There are some fixes that both Mackey and Lembke agreed on, though. Both brought up that there are alternatives to opioids, including psychological treatments that help cope with pain and even different forms of exercise, such as yoga. And doctors should be able to prescribe medicines that help addicts cope with painkiller addiction without going through severe withdrawal, like Suboxone and methadone.
But Lembke pointed out that policies often make it difficult to seek these options. Sometimes insurance companies don't cover them. Sometimes addiction medicines, such as Suboxone, have much more restrictive prescription requirements than painkillers do. All of this makes it much easier (and affordable) for physicians to prescribe painkillers without going to alternatives or potential medicines to cope with addiction.

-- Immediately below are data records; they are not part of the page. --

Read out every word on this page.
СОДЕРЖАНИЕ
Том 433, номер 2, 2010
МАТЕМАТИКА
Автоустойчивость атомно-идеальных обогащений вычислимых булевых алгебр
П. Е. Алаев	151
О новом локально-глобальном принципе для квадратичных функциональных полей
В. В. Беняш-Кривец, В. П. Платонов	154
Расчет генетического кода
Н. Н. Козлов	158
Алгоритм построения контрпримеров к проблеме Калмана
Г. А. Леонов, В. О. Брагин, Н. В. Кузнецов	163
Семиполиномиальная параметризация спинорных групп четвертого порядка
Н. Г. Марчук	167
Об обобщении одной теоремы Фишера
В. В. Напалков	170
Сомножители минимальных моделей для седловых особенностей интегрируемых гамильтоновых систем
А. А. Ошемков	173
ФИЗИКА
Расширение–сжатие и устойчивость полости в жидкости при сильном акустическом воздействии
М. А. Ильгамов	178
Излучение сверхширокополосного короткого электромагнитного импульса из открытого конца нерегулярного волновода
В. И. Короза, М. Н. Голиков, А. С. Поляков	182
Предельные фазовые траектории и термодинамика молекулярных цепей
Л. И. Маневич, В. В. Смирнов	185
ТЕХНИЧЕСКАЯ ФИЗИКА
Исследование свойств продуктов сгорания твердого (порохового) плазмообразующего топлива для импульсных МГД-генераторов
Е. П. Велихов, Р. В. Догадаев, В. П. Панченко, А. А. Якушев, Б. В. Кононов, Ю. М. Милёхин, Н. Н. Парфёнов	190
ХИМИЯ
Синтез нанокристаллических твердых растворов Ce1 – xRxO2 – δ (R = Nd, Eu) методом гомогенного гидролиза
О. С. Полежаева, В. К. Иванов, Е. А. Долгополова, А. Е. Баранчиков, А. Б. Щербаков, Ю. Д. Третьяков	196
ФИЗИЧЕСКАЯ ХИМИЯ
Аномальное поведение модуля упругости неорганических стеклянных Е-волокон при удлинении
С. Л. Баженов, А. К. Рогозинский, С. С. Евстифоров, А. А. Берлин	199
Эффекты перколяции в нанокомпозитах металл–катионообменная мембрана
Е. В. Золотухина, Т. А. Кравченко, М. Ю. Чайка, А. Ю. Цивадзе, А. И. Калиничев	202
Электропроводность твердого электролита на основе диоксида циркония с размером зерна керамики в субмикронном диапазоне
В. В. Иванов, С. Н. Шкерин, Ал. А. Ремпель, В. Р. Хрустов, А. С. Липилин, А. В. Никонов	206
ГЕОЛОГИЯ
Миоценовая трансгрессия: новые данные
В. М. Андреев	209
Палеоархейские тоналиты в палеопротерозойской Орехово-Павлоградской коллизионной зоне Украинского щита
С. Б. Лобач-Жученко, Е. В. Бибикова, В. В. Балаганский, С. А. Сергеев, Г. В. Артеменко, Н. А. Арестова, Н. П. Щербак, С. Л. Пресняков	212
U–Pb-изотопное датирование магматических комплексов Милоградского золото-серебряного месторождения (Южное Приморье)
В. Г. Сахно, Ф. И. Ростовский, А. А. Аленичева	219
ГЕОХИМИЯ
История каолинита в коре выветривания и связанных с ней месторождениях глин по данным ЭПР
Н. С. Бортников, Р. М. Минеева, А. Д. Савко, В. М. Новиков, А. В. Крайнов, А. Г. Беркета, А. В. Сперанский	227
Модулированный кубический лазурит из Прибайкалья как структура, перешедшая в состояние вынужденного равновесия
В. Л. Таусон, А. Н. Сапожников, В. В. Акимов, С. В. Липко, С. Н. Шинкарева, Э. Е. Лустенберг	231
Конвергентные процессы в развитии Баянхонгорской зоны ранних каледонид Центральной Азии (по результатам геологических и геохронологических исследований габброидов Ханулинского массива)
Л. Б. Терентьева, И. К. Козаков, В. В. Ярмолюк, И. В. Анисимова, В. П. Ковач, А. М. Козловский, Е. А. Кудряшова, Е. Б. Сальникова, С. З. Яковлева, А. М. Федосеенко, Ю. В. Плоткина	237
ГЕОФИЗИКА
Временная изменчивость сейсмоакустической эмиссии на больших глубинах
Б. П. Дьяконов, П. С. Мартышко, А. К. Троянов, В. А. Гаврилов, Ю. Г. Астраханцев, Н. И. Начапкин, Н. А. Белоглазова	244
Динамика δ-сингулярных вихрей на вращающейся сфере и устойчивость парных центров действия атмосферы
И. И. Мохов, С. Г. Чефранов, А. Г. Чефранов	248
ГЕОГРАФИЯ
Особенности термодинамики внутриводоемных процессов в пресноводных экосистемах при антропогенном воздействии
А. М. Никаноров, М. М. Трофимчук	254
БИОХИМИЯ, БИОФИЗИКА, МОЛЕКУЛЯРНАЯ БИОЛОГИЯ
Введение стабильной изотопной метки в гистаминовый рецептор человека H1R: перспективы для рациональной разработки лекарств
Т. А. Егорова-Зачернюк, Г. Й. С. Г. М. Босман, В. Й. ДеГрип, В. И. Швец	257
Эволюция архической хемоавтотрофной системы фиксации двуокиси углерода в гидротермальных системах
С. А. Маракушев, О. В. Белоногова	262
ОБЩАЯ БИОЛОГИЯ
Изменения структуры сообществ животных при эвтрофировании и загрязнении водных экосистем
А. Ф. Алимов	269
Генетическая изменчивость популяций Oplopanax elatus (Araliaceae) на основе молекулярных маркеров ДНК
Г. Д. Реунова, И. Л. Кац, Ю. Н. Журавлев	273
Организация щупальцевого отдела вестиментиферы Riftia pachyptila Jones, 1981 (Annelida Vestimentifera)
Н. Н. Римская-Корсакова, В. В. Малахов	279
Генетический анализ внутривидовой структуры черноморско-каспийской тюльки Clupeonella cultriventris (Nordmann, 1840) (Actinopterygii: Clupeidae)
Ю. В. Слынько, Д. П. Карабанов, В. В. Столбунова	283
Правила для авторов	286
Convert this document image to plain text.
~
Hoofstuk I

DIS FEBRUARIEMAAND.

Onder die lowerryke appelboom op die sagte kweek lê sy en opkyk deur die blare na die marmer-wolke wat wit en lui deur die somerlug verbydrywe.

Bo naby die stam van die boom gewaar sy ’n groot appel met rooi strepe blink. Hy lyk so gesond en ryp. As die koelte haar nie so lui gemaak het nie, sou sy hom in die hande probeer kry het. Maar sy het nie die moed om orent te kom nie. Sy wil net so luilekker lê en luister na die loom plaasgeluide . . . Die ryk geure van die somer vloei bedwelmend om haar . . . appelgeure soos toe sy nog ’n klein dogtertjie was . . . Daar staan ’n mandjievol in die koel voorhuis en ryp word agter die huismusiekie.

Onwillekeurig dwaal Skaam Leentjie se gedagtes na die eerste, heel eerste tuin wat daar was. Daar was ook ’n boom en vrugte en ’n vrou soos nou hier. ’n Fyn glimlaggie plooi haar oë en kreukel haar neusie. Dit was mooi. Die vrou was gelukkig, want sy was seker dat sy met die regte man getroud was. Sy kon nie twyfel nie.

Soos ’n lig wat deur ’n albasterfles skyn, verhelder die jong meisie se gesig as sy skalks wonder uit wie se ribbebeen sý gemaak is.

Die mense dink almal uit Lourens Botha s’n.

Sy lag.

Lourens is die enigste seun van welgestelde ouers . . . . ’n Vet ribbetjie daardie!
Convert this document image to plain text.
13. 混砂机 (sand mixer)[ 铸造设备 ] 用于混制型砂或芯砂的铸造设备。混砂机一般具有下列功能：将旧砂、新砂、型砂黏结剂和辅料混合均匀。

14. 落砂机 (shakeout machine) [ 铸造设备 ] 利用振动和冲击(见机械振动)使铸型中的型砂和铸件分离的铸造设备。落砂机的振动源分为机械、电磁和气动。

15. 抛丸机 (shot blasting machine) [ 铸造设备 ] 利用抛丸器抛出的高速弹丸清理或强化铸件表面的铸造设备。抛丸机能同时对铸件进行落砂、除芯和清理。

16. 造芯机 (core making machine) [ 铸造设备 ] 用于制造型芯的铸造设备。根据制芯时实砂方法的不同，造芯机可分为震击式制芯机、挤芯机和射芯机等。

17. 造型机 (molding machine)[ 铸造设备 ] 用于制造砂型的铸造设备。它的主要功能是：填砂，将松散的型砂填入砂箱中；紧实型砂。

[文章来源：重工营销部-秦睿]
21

"If I want to write a prescription for oxycodone, I have absolutely no trouble getting the insurance company to pay for it and the pharmacy affiliate," Lembke said. "If I want to write a prescription for Suboxone to treat an opioid addiction, I get about four pages of paperwork and about — literally — three hours on the phone arguing for why that patient needs that drug."
Mark Kleiman, a drug policy expert at New York University's Marron Institute, said in an email that doctors could also do a better job communicating the risks of opioids to patients, particularly the deadly effects of mixing them with other drugs like alcohol.
There's also a potential drug alternative to opioid painkillers: medical marijuana. One study published in the Journal of the American Medical Association found that states that allow pot for medicinal purposes have fewer prescription painkiller deaths than one would otherwise expect. Intuitively, this makes sense: marijuana is a potent painkiller for some types of pain, so it can potentially substitute for deadlier and more addictive opioids in some cases. But experts caution this field of research needs more study to see how much of the relationship between medical pot and prescription painkillers is causation and not just correlation.
But all of this comes down to a balancing act for policymakers and doctors. Patients need help with their chronic pain, but the widely used medicine for pain is abused and downright dangerous in many situations. Finding the right balance is going to continue to present a major challenge for public health experts in the next few months and years.